Exchange

When living in tribes, young adults left home with all the skills they needed to survive off the land. Living now in cities, most of us enter adult life with only the skills to keep track of our obligations: we can write and read directions and make change, but little else.
What city dwellers lack in survival skills we make up for in choices. Which friends? What food? What religion? Which career? Relationships control how many of our choices we get to realize. Under the free market, the desires of others determine the reward we receive for our time, skill and personality.

Hypnotherapists can’t tell you how to succeed in the marketplace. We can only help to fortify your determination to succeed. In some cases, that determination is undermined by too many choices – we become distracted.

But determination can also be undermined by harsh lessons from childhood. If perfection was the price of parental acceptance, fear of failure can cause us either to freeze and do nothing or to ignore anything except our current goal. When unexpected talent was punished by parental rejection, fear of success can prevent us from taking the final steps that bring the greatest rewards. In both cases, hypnotherapy can help the subconscious release those childhood lessons, allowing us to lead a more fulfilling life.
If we are free of internal conflicts, the next challenge is to build stable relationships. For example, we would be upset if our favorite restaurant went out of business. If the owners aren’t the best at marketing, to keep patronage up we might recommend it to our friends. Or if we’re in advertising, we might give the owners our business card. We’d become their partners.

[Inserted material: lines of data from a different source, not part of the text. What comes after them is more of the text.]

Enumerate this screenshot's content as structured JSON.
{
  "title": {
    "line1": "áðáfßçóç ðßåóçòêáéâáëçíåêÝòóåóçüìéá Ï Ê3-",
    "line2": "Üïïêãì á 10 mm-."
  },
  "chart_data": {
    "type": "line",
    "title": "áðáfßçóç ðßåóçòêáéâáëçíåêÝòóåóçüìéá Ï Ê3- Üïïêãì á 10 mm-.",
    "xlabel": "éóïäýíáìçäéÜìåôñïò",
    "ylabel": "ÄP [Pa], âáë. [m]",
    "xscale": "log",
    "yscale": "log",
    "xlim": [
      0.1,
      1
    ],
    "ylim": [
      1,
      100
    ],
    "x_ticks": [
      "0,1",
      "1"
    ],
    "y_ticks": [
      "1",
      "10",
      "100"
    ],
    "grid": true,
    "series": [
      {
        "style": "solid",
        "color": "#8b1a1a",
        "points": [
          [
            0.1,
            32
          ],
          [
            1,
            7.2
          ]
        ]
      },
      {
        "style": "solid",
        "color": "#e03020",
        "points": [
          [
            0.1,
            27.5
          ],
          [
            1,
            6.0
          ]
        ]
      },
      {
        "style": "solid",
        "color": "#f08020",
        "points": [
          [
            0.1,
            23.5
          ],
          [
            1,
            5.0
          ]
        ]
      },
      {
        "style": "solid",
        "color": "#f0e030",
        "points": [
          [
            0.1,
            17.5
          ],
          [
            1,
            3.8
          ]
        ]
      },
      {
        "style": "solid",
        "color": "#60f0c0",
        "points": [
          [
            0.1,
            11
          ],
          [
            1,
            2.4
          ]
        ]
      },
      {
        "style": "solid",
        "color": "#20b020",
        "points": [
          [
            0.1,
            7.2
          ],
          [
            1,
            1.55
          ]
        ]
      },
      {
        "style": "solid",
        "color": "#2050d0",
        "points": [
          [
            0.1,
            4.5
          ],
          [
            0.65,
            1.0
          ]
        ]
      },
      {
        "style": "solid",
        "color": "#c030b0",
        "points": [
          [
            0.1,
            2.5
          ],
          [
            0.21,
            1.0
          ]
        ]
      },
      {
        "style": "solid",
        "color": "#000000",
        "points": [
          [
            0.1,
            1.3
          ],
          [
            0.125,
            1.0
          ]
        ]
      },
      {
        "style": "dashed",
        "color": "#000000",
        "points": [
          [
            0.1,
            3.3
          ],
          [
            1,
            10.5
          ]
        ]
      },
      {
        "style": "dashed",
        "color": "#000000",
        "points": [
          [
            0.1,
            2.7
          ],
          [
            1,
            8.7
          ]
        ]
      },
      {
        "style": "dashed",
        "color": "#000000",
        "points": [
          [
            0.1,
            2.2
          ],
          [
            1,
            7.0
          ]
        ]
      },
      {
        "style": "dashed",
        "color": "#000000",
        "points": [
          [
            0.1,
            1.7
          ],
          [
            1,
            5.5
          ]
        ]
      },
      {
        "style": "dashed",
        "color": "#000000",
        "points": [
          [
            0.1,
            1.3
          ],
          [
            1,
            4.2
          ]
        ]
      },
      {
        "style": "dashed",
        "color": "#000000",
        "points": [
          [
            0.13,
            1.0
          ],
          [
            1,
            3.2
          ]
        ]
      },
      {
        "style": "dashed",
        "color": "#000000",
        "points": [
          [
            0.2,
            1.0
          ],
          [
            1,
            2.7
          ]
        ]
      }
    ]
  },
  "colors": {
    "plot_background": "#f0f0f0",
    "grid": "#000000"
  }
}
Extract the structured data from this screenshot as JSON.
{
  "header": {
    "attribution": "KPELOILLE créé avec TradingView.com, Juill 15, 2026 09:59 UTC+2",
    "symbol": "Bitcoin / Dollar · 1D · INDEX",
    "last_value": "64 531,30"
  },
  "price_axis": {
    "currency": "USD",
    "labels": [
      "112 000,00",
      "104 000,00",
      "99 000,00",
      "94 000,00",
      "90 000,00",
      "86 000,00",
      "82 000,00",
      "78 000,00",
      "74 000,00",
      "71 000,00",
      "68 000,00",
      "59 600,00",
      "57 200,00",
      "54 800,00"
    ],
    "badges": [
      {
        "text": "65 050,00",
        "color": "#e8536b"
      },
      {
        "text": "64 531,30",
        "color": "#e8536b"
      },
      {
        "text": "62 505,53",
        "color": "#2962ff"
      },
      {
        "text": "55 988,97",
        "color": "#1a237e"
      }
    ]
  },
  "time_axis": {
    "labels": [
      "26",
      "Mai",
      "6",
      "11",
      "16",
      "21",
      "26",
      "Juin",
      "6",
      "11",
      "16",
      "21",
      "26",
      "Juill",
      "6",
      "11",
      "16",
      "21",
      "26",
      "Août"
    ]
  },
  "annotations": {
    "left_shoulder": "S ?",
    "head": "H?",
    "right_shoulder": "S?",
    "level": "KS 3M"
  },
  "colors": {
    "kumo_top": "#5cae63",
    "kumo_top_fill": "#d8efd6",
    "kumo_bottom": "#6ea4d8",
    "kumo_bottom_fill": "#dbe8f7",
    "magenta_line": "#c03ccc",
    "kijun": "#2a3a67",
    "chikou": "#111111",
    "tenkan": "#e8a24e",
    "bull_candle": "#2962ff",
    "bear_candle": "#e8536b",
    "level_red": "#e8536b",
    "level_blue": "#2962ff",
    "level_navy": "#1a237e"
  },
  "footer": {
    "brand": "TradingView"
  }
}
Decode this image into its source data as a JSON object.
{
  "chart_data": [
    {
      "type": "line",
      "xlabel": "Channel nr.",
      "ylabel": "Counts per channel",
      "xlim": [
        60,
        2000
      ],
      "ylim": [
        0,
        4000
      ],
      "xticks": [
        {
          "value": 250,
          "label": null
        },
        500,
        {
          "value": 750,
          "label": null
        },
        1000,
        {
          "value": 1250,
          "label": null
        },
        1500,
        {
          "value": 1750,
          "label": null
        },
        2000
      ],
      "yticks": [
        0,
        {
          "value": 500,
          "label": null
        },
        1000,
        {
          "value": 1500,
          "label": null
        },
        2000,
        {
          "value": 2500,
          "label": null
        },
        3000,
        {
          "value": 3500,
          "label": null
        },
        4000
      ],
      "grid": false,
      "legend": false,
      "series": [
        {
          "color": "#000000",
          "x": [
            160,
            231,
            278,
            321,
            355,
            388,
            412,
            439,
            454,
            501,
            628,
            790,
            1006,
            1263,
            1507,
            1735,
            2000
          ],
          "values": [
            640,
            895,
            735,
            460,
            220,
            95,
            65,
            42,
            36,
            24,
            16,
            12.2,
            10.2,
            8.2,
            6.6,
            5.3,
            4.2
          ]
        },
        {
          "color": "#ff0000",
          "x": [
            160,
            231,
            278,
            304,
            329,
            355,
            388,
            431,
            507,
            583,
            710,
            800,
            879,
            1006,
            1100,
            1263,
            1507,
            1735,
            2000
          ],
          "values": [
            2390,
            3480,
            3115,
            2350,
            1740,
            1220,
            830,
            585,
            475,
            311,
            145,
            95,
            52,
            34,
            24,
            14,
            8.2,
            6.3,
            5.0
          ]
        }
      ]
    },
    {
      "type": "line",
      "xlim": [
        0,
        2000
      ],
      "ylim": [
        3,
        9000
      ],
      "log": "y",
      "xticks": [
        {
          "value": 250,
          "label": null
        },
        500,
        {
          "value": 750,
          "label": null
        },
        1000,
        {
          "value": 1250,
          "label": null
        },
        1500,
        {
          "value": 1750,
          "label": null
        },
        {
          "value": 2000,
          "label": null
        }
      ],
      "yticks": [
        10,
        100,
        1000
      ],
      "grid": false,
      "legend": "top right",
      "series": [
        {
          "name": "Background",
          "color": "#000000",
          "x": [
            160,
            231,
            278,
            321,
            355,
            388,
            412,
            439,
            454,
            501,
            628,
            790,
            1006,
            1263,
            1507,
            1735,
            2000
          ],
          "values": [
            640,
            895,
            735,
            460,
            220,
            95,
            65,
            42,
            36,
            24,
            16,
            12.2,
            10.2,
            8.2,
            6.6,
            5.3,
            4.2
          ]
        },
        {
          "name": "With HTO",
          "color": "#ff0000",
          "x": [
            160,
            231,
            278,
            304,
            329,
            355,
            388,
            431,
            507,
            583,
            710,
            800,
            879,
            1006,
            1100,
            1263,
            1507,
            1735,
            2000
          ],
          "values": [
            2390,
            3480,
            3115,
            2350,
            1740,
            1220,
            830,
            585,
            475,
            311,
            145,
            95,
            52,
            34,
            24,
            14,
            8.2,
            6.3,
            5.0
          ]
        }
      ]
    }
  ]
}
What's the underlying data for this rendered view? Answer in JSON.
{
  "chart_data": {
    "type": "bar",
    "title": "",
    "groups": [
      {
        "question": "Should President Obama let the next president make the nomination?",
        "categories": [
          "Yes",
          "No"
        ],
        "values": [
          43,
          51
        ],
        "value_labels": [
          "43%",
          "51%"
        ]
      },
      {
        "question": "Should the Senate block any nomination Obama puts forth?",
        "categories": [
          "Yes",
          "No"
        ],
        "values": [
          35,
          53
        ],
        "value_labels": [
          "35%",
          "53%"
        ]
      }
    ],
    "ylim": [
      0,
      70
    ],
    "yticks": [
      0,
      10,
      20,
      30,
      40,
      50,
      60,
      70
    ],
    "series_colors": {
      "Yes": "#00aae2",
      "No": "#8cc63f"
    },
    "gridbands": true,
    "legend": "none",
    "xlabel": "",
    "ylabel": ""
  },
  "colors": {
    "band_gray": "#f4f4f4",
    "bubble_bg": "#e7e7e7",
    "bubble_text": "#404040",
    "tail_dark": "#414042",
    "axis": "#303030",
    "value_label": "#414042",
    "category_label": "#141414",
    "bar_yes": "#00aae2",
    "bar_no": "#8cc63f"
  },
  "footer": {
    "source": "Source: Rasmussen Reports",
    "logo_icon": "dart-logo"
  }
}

Building effective partnerships is complicated. It’s not just a matter of bringing together the right skills. It’s also about harmonizing motivations. Some people seek money, others want social recognition. Some enjoy steady work, while others find routine tedious.
Again, hypnotherapists cannot tell you what elements to bring together to create a successful organization.
Hypnotherapy works, however, because it prepares the mind to learn. In general, minds take in information directly or inferentially. Let’s say that we need to see on the other side of a head-height wall. The direct instruction would be “Jump!” The indirect instruction would be “Find out what’s on the other side.”
It turns out that parents stimulate these two ways of learning through the way that they care for their children. Children that are protected from danger become adventurers and trust direct instruction. Children that can’t predict their parents’ behavior become protectors and prefer to figure out how to solve problems themselves.


In the extreme, adventurers are constantly after that next thrill while protectors go off and hide in a closet. Wonderfully, though, they tend to balance each other out. Most marriages and business partnerships contain one of both – or each partner takes turns being the adventurer in their areas of strength while the other plays protector. It’s a partnership based in complementarity: the adventurer goes into the world while the protector watches and plans the next step.
Things go wrong when the partners fail to develop shared interests and goals. The adventurer creates anxiety in their protector. The protector seeks refuge and the adventurer feels insecure. To relieve the insecurity, the adventurer tries to force the protector to come on a thrill-ride, which makes the protector withdraw even further. Eventually the partnership ceases to be a relationship.
Hypnotherapists understand these two styles because adventurers and protectors are hypnotized using different methods. Hypnotherapy can also move extreme behaviors toward the middle. By linking muscle activity with mental imagery, we can enhance blood flow in the parts of the brain that are underutilized, strengthening their influence.
Unfortunately, not understanding the natural tendency of partnership to join opposites, most of us assume that our behavior is “normal.” When our partner disagrees, we think they are “wrong” and proceed to drive them crazy.

The key to recovery is to recognize that protectors give people their minds, while adventurers offer their hearts. Breakups are painful because those gifts are spiritual entanglements that last long after physical and social bonds have been broken. The hypnotic methods of therapeutic imagery are a powerful means for restoring psychic integrity.